Racial composition as of the 2020 census
| Race | Number | Percent |
|---|---|---|
| White | 1,923 | 92.1% |
| Black or African American | 10 | 0.5% |
| American Indian and Alaska Native | 2 | 0.1% |
| Asian | 31 | 1.5% |
| Native Hawaiian and Other Pacific Islander | 0 | 0.0% |
| Some other race | 23 | 1.1% |
| Two or more races | 100 | 4.8% |
| Hispanic or Latino (of any race) | 44 | 2.1% |

===2000 census===
As of the census of 2000, there were 1,671 people, 673 households, and 495 families living in the CDP. The population density was 132.5/km^{2} (343.4/mi^{2}). There were 698 housing units at an average density of 55.3/km^{2} (143.4/mi^{2}). The racial makeup of the CDP was 97.19% White, 1.08% African American, 0.12% Native American, 0.66% Asian, 0.12% from other races, and 0.84% from two or more races. Hispanic or Latino of any race were 0.96% of the population.

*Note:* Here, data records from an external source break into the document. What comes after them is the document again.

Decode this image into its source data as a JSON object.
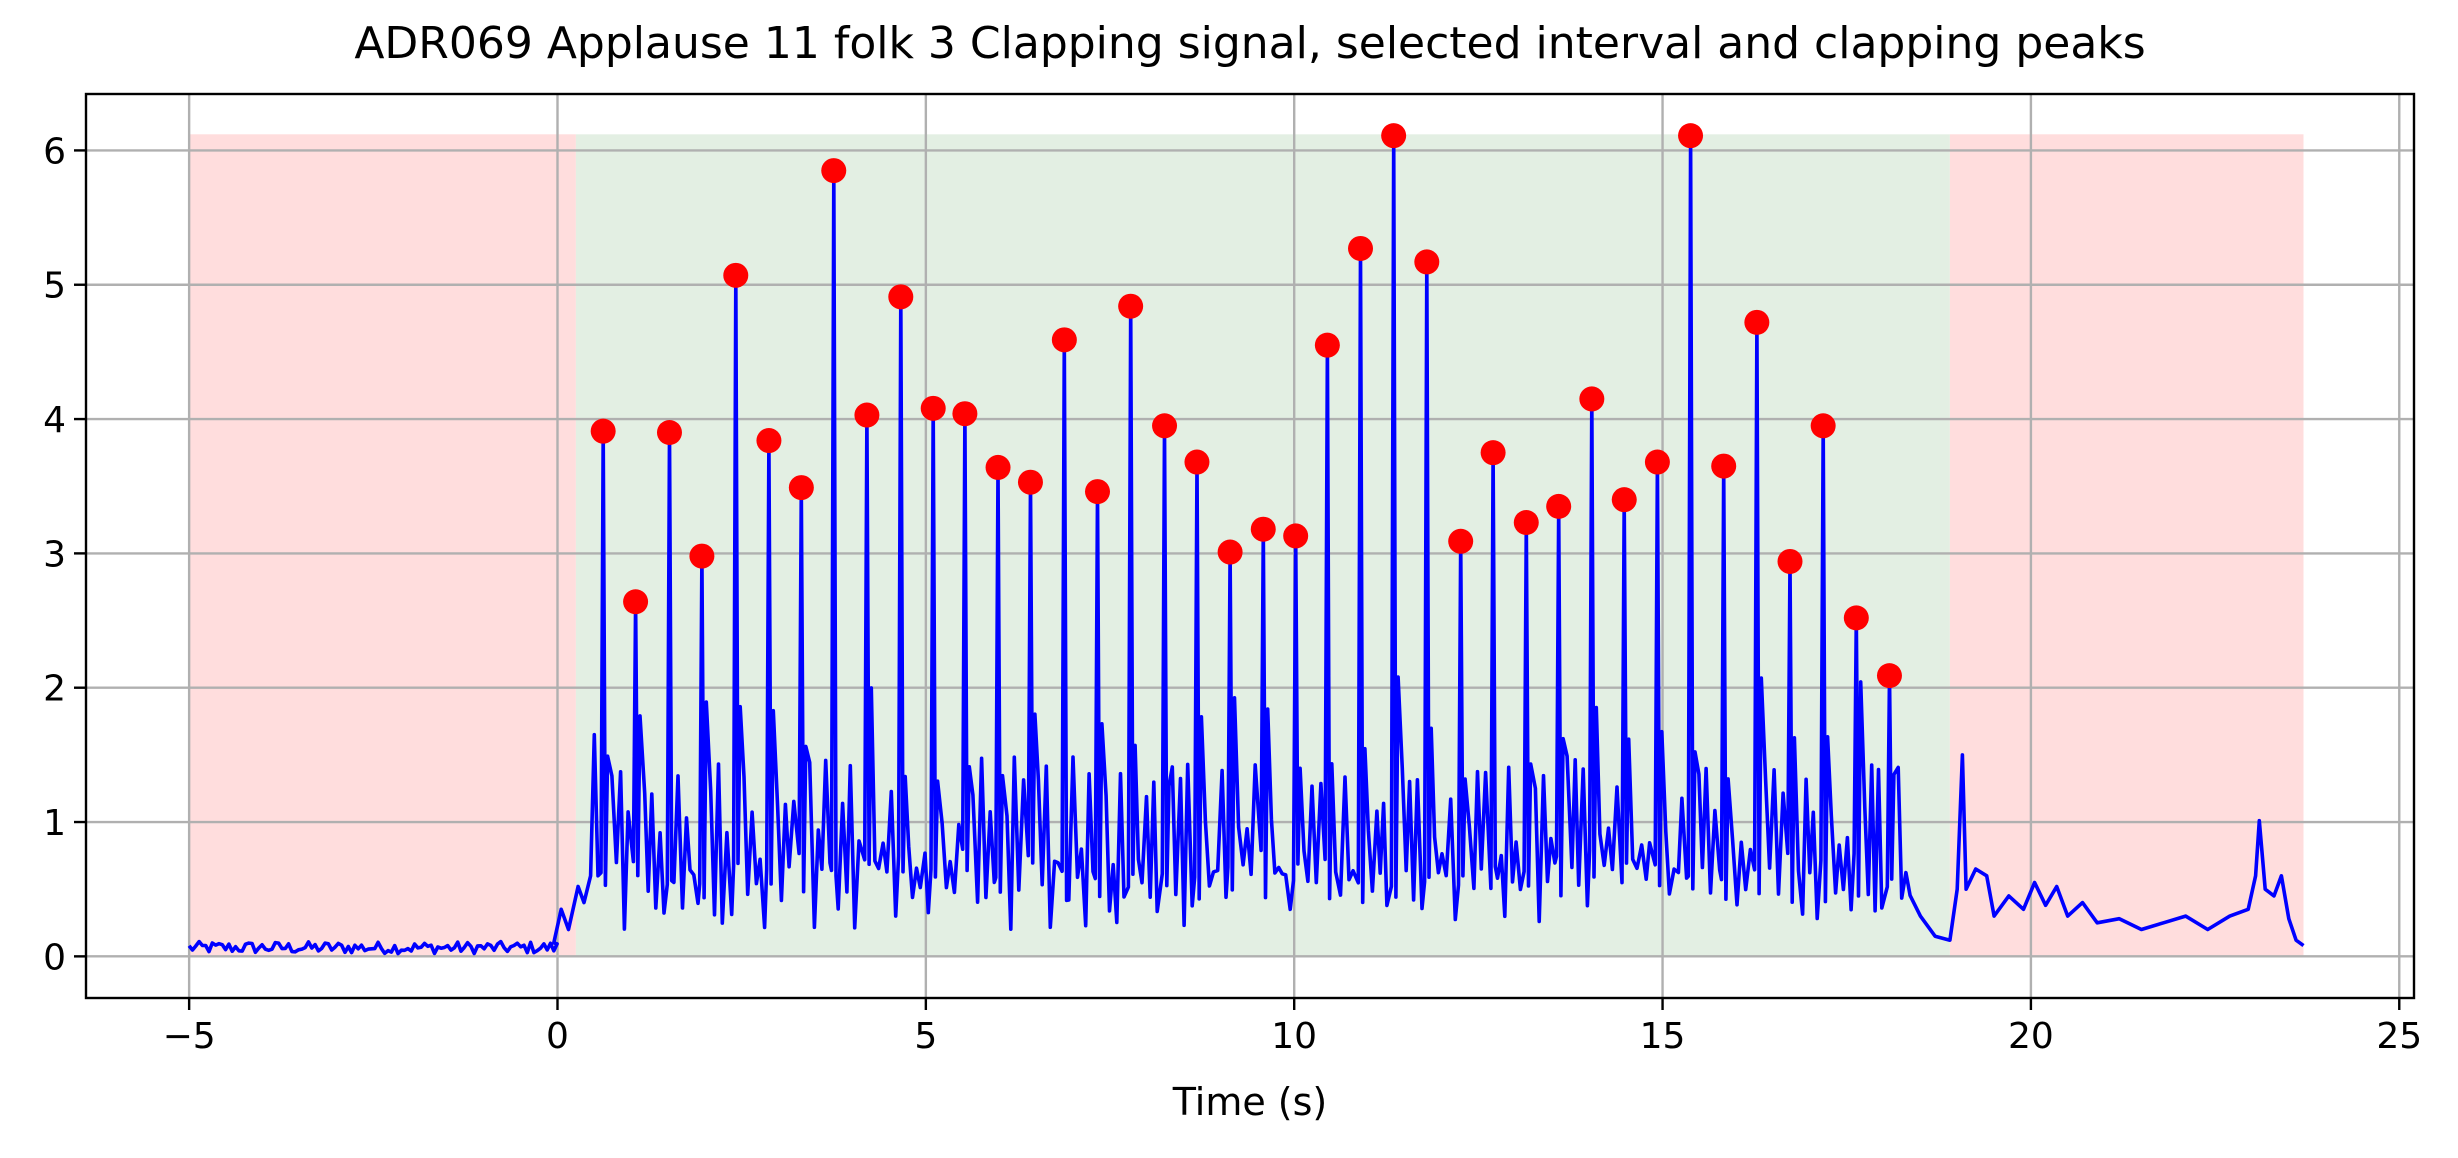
{
  "chart_data": {
    "type": "line",
    "title": "ADR069 Applause 11 folk 3 Clapping signal, selected interval and clapping peaks",
    "xlabel": "Time (s)",
    "ylabel": "",
    "xlim": [
      -6.4,
      25.2
    ],
    "ylim": [
      -0.31,
      6.42
    ],
    "xticks": [
      -5,
      0,
      5,
      10,
      15,
      20,
      25
    ],
    "yticks": [
      0,
      1,
      2,
      3,
      4,
      5,
      6
    ],
    "grid": true,
    "colors": {
      "signal": "#0000ff",
      "peaks": "#ff0000",
      "excluded": "#ffdddd",
      "selected": "#e3efe3",
      "grid": "#b0b0b0"
    },
    "regions": [
      {
        "kind": "excluded",
        "start": -5.0,
        "end": 0.25,
        "top": 6.12
      },
      {
        "kind": "selected",
        "start": 0.25,
        "end": 18.9,
        "top": 6.12
      },
      {
        "kind": "excluded",
        "start": 18.9,
        "end": 23.7,
        "top": 6.12
      }
    ],
    "peaks": [
      {
        "t": 0.62,
        "v": 3.91
      },
      {
        "t": 1.06,
        "v": 2.64
      },
      {
        "t": 1.52,
        "v": 3.9
      },
      {
        "t": 1.96,
        "v": 2.98
      },
      {
        "t": 2.42,
        "v": 5.07
      },
      {
        "t": 2.87,
        "v": 3.84
      },
      {
        "t": 3.31,
        "v": 3.49
      },
      {
        "t": 3.75,
        "v": 5.85
      },
      {
        "t": 4.2,
        "v": 4.03
      },
      {
        "t": 4.66,
        "v": 4.91
      },
      {
        "t": 5.1,
        "v": 4.08
      },
      {
        "t": 5.53,
        "v": 4.04
      },
      {
        "t": 5.98,
        "v": 3.64
      },
      {
        "t": 6.42,
        "v": 3.53
      },
      {
        "t": 6.88,
        "v": 4.59
      },
      {
        "t": 7.33,
        "v": 3.46
      },
      {
        "t": 7.78,
        "v": 4.84
      },
      {
        "t": 8.24,
        "v": 3.95
      },
      {
        "t": 8.68,
        "v": 3.68
      },
      {
        "t": 9.13,
        "v": 3.01
      },
      {
        "t": 9.58,
        "v": 3.18
      },
      {
        "t": 10.02,
        "v": 3.13
      },
      {
        "t": 10.45,
        "v": 4.55
      },
      {
        "t": 10.9,
        "v": 5.27
      },
      {
        "t": 11.35,
        "v": 6.11
      },
      {
        "t": 11.8,
        "v": 5.17
      },
      {
        "t": 12.26,
        "v": 3.09
      },
      {
        "t": 12.7,
        "v": 3.75
      },
      {
        "t": 13.15,
        "v": 3.23
      },
      {
        "t": 13.59,
        "v": 3.35
      },
      {
        "t": 14.04,
        "v": 4.15
      },
      {
        "t": 14.48,
        "v": 3.4
      },
      {
        "t": 14.93,
        "v": 3.68
      },
      {
        "t": 15.38,
        "v": 6.11
      },
      {
        "t": 15.83,
        "v": 3.65
      },
      {
        "t": 16.28,
        "v": 4.72
      },
      {
        "t": 16.73,
        "v": 2.94
      },
      {
        "t": 17.18,
        "v": 3.95
      },
      {
        "t": 17.63,
        "v": 2.52
      },
      {
        "t": 18.08,
        "v": 2.09
      }
    ],
    "pre_signal": {
      "segments": [
        [
          -5.0,
          0.08
        ],
        [
          -0.4,
          0.1
        ],
        [
          0.1,
          0.35
        ],
        [
          0.25,
          0.3
        ],
        [
          0.3,
          0.52
        ],
        [
          0.38,
          0.45
        ]
      ]
    },
    "post_signal": {
      "points": [
        [
          18.5,
          0.3
        ],
        [
          18.7,
          0.15
        ],
        [
          18.9,
          0.12
        ],
        [
          19.0,
          0.5
        ],
        [
          19.07,
          1.5
        ],
        [
          19.12,
          0.5
        ],
        [
          19.25,
          0.65
        ],
        [
          19.4,
          0.6
        ],
        [
          19.5,
          0.3
        ],
        [
          19.7,
          0.45
        ],
        [
          19.9,
          0.35
        ],
        [
          20.05,
          0.55
        ],
        [
          20.2,
          0.38
        ],
        [
          20.35,
          0.52
        ],
        [
          20.5,
          0.3
        ],
        [
          20.7,
          0.4
        ],
        [
          20.9,
          0.25
        ],
        [
          21.2,
          0.28
        ],
        [
          21.5,
          0.2
        ],
        [
          21.8,
          0.25
        ],
        [
          22.1,
          0.3
        ],
        [
          22.4,
          0.2
        ],
        [
          22.7,
          0.3
        ],
        [
          22.95,
          0.35
        ],
        [
          23.05,
          0.6
        ],
        [
          23.1,
          1.01
        ],
        [
          23.18,
          0.5
        ],
        [
          23.3,
          0.45
        ],
        [
          23.4,
          0.6
        ],
        [
          23.5,
          0.28
        ],
        [
          23.6,
          0.12
        ],
        [
          23.7,
          0.08
        ]
      ]
    }
  }
}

There were 673 households, out of which 30.6% had children under the age of 18 living with them, 62.4% were married couples living together, 8.0% had a female householder with no husband present, and 26.4% were non-families. 21.5% of all households were made up of individuals, and 9.1% had someone living alone who was 65 years of age or older. The average household size was 2.48 and the average family size was 2.89.

In the CDP the population was spread out, with 22.4% under the age of 18, 5.3% from 18 to 24, 31.1% from 25 to 44, 28.8% from 45 to 64, and 12.4% who were 65 years of age or older. The median age was 41 years. For every 100 females, there were 96.6 males. For every 100 females age 18 and over, there were 93.3 males.

The median income for a household in the CDP was $60,405, and the median income for a family was $80,998. Males had a median income of $48,125 versus $36,131 for females. The per capita income for the CDP was $31,238. About 1.5% of families and 3.9% of the population were below the poverty line, including 4.3% of those under age 18 and 9.6% of those age 65 or over.
==Education==
Higganum is home to Haddam Killingworth High School (HKHS) and Burr District Elementary (BDES).